One of the key things, and I think a lot of organizations unfortunately missing this nowadays is starting to lean into IAC very early. It's going to be impossible to get to platform engineering with some scripts that set up a cluster or do ClickOps. We need to be able to create declarative definitions of our infrastructure, whether it's terraformed, plumbing, etc., and start to think about the use cases of this business. How many teams do I have? How many different clusters am I running?

What are the similarities between these teams? What are things that are important for us to start to codify that they shouldn't have to worry about? If you are an organization that has to worry about CCPA, HIPAA or GDPR get a lot of that baked into those infrastructure bundles where they can. That is the first step. Starting to codify those things that are painful for engineers and are frequently requested of operations engineers.

In the Microsoft For Startups blog, you touched upon the insatiable hunger for software and the rapidly expanding software engineering workforce. How does platform engineering change the trajectory of those software engineers?

The funny thing with platform engineering, my argument in that article or the first article of that series was that DevOps is b******. I think that’s where we are nowadays, it most definitely is I think the original idea made sense. If we can execute platform engineering well, DevOps ceases to be b******. The idea of you build it, you run it is where we want to get to. Our application developers understand the services they need. They understand how Kafka works, Postgres, their applications and business domains. That is build it and run it. They should be able to get that Kafka instance or some SNS and SQS queues of Eventbridge or whatever it is. If they can get that quickly and focus on their business, they are doing DevOps. We happen to have this platform internally. I think that is one of the keys there.
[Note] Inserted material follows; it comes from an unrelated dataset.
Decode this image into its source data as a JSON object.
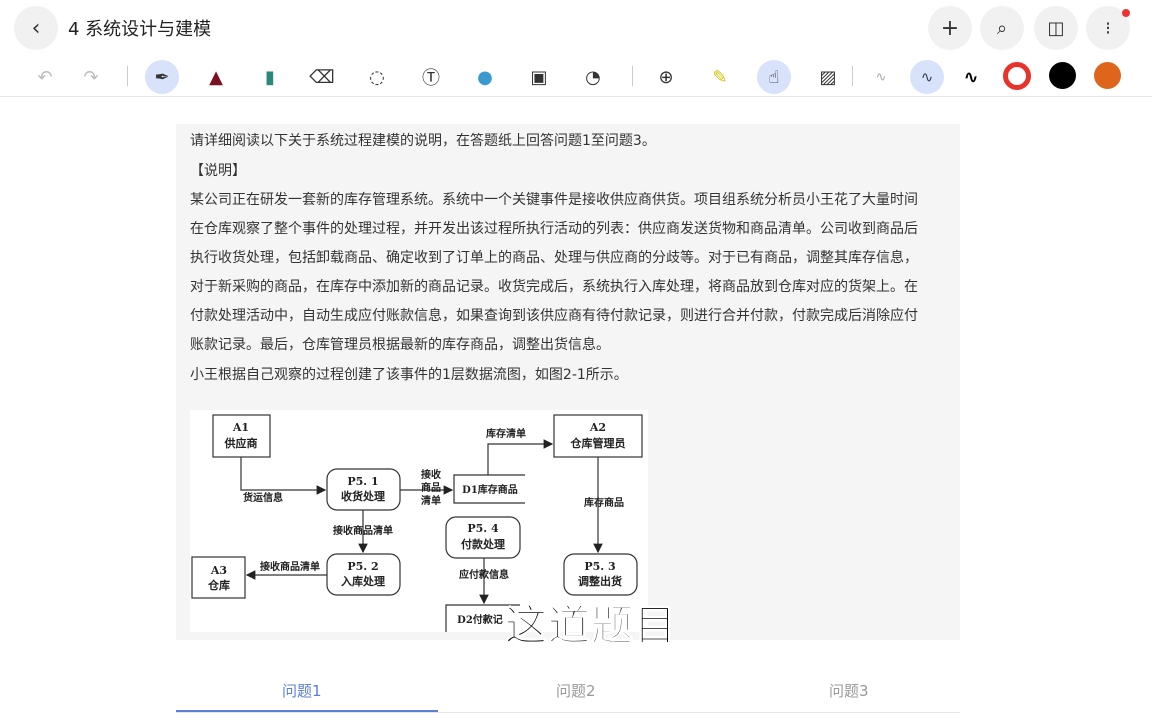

As those engineers start to practice DevOps, what I think changes about their careers as the engineers on the platform is they get to start to hone their craft more. They get to focus more on the business and adding value to that business rather than having these interruptions all day long when they're trying to figure out how to do a DevOps task or change a config or fix a state file in a Terraform pipeline, things that add zero value to the business but are necessary. They'll be able to focus on only the things that are necessary.

The context switching of the DevOps mindset especially in the single developer who's doing both, switching from Terraform back to your app, back to Terraform, back to your app to your observability software, so on and so forth. Is there a world where the same developer is working on the platform and the product at the same time or are these like two separate tracks?

I feel like they've probably got to be two separate teams or at least divided in effort. If you're trying to deliver business value you have to be focusing on the product, the product that the business is selling, not the product that you're selling to your own engineers. I think that clear delineation is important. That will allow your developers who are building products to focus on that without blurring the lines. I think one of the things that's hard about the way that we've done DevOps is as software developers, we want abstractions. We want these nice interfaces between things, but in DevOps, it's very easy to get the line blurry of, “Am I in infrastructure? Am I an application?”

You obviously know it because of your code, but you'll see people shift infrastructure concerns into their applications. If you can create these interfaces where these things connect together and you don't have the ability to blur those lines, I think that's important. You'll see the same thing in business. You don't want to have your eCommerce concerns starting to blur into your platform. You want it to be solely about delivering software quickly in a secure compliant way with the minimal overhead possible to your engineers. That clear delineation is very important.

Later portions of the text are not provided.